La Cour européenne des droits de l’homme (CEDH) de Strasbourg a statué mi-janvier qu’elle « ne trouvait pas abusif qu’un employeur souhaite vérifier que ses employés accomplissent leurs tâches professionnelles pendant les heures de travail ».

C’est pourquoi la CEDH affirme que l’entreprise, qui n’est pas nommément désignée dans les documents relatifs à l’affaire, avait le droit de licencier un ingénieur en 2007 après avoir constaté qu’il utilisait le compte de sa messagerie Yahoo – que la société lui avait demandé de créer afin de répondre aux clients – pour échanger des messages avec ses amis et sa famille.

La Cour a précisé que la surveillance des communications de Bogdan Mihai Bărbulescu de la part de son entreprise était « le seul moyen de définir si oui ou non une infraction aux règles internes de la société avait été commise ». Elle a ajouté que l’employeur avait accédé à la messagerie de Bărbulescu en pensant qu’elle contenait uniquement des « communications avec les clients de l’entreprise ».

 
Les répercussions

L’ONG Electronic Frontier Foundation basée à San Francisco, qui fait campagne pour défendre la vie privée sur Internet, considère qu’il s’agit d’une décision historique qui entraînera d’importantes répercussions en Europe.

« De nombreuses entreprises américaines ont licencié des employés en raison d’une utilisation ‘inappropriée’ d’Internet, qui les avait amenés à négliger leur travail en discutant avec leur petit ami(e) ou en visionnant des images pornographiques pendant les heures de travail », explique à Equal Times Jeremy Malcolm, expert en analyse politique mondiale pour Electronic Frontier Foundation.

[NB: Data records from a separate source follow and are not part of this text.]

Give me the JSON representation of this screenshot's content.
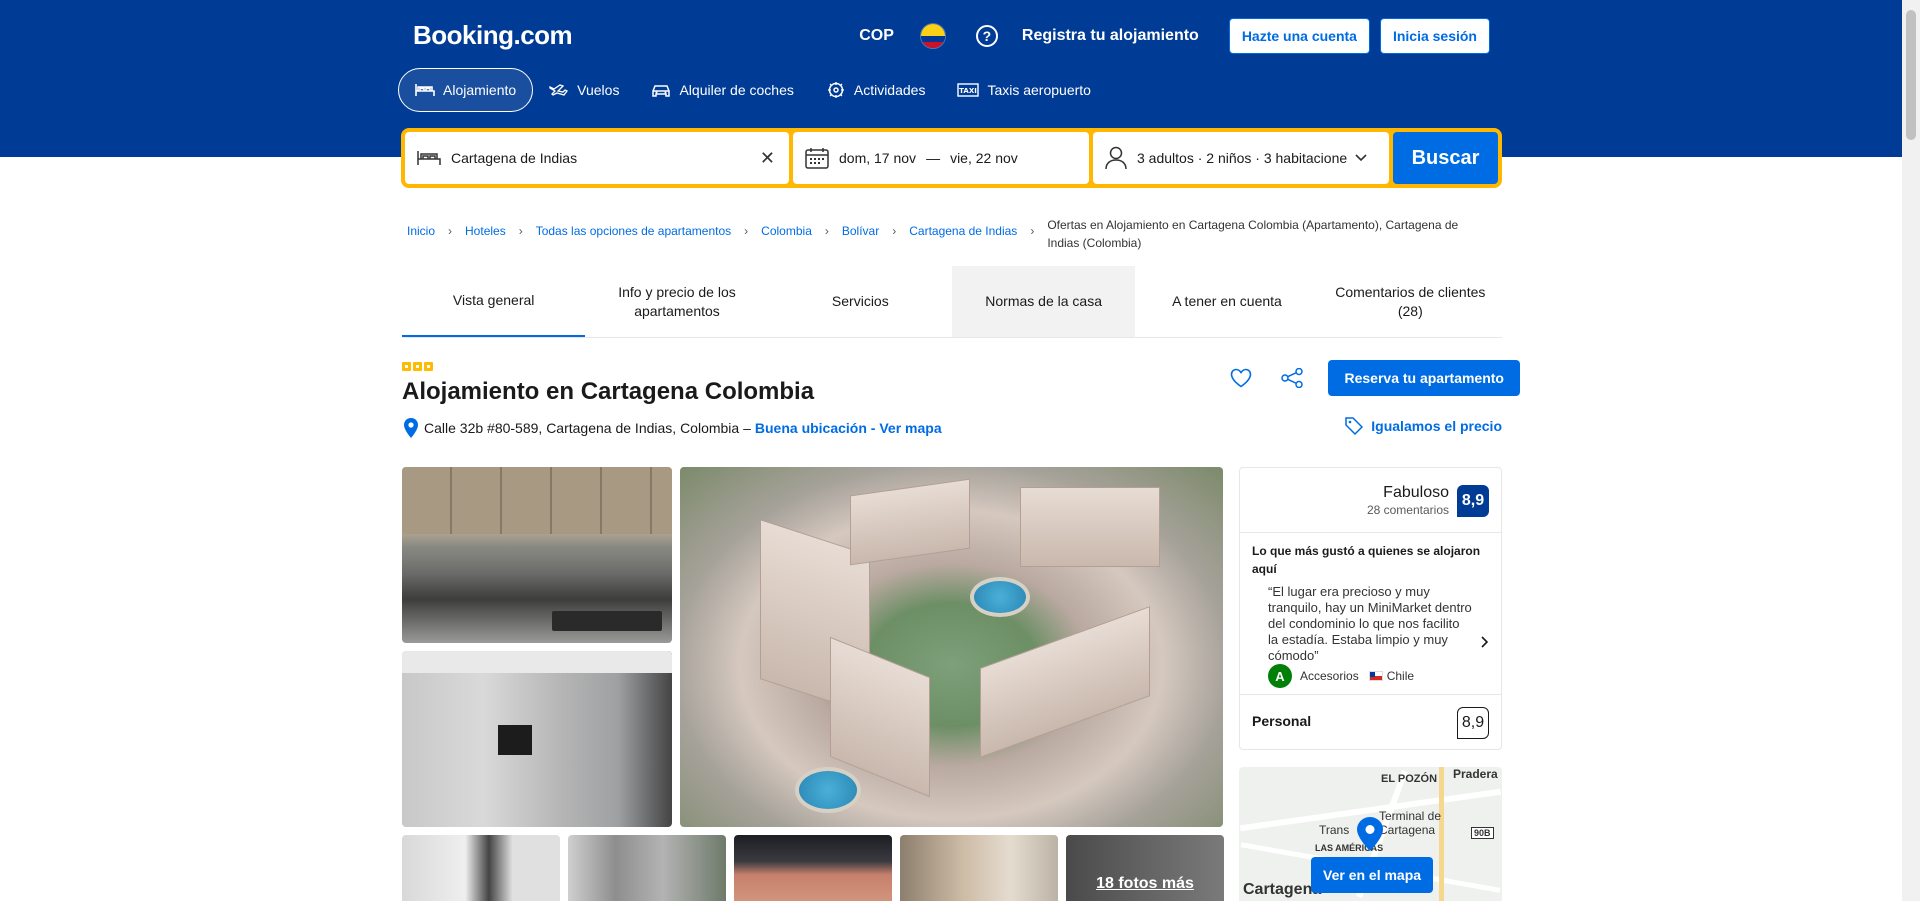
{
  "header": {
    "logo": "Booking.com",
    "currency": "COP",
    "register_property": "Registra tu alojamiento",
    "create_account": "Hazte una cuenta",
    "sign_in": "Inicia sesión",
    "help_glyph": "?"
  },
  "nav": {
    "items": [
      {
        "label": "Alojamiento",
        "icon": "bed-icon"
      },
      {
        "label": "Vuelos",
        "icon": "plane-icon"
      },
      {
        "label": "Alquiler de coches",
        "icon": "car-icon"
      },
      {
        "label": "Actividades",
        "icon": "attractions-icon"
      },
      {
        "label": "Taxis aeropuerto",
        "icon": "taxi-icon"
      }
    ]
  },
  "search": {
    "destination": "Cartagena de Indias",
    "clear_glyph": "✕",
    "date_from": "dom, 17 nov",
    "date_sep": "—",
    "date_to": "vie, 22 nov",
    "guests": "3 adultos · 2 niños · 3 habitacione",
    "button": "Buscar"
  },
  "breadcrumb": {
    "items": [
      "Inicio",
      "Hoteles",
      "Todas las opciones de apartamentos",
      "Colombia",
      "Bolívar",
      "Cartagena de Indias"
    ],
    "sep": "›",
    "current": "Ofertas en Alojamiento en Cartagena Colombia (Apartamento), Cartagena de Indias (Colombia)"
  },
  "tabs": [
    "Vista general",
    "Info y precio de los apartamentos",
    "Servicios",
    "Normas de la casa",
    "A tener en cuenta",
    "Comentarios de clientes (28)"
  ],
  "property": {
    "stars": 3,
    "title": "Alojamiento en Cartagena Colombia",
    "address": "Calle 32b #80-589, Cartagena de Indias, Colombia –",
    "location_link": "Buena ubicación - Ver mapa",
    "reserve_button": "Reserva tu apartamento",
    "price_match": "Igualamos el precio"
  },
  "photos": {
    "more_label": "18 fotos más"
  },
  "review": {
    "label": "Fabuloso",
    "count": "28 comentarios",
    "score": "8,9",
    "liked_heading": "Lo que más gustó a quienes se alojaron aquí",
    "quote": "“El lugar era precioso y muy tranquilo, hay un MiniMarket dentro del condominio lo que nos facilito la estadía. Estaba limpio y muy cómodo”",
    "reviewer_initial": "A",
    "reviewer_name": "Accesorios",
    "reviewer_country": "Chile",
    "staff_label": "Personal",
    "staff_score": "8,9"
  },
  "map": {
    "labels": [
      "EL POZÓN",
      "Pradera",
      "Terminal de",
      "Cartagena",
      "Trans",
      "LAS AMÉRICAS",
      "Cartagena",
      "90B"
    ],
    "button": "Ver en el mapa"
  },
  "colors": {
    "brand_blue": "#003b95",
    "action_blue": "#006ce4",
    "search_yellow": "#ffb700",
    "star_yellow": "#febb02",
    "green": "#008009"
  }
}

« En Europe, la loi n’a jamais clairement établi que les entreprises pouvaient interdire aux employés d’envoyer des courriels personnels mais je crois qu’on peut désormais dire qu’elles le peuvent ».

Cependant, Peter Scherrer, le secrétaire général adjoint de la Confédération européenne des syndicats (CES), fait remarquer que la Cour n’a pas donné de blanc-seing aux employeurs pour autant. « Cette décision ne doit pas être considérée comme ouvrant la voie à une intrusion généralisée dans la vie privée des employés », confie-t-il à Equal Times. « Nous devons étudier les caractéristiques propres à chaque situation. Dans le cas présent, le contrat spécifiait qu’il n’était pas autorisé d’utiliser la messagerie à des fins personnelles ».

Scherrer soulève une autre question liée au problème : les heures supplémentaires non rémunérées, notamment le temps que les employés doivent passer pour consulter les courriels et y répondre en dehors de leurs heures de travail.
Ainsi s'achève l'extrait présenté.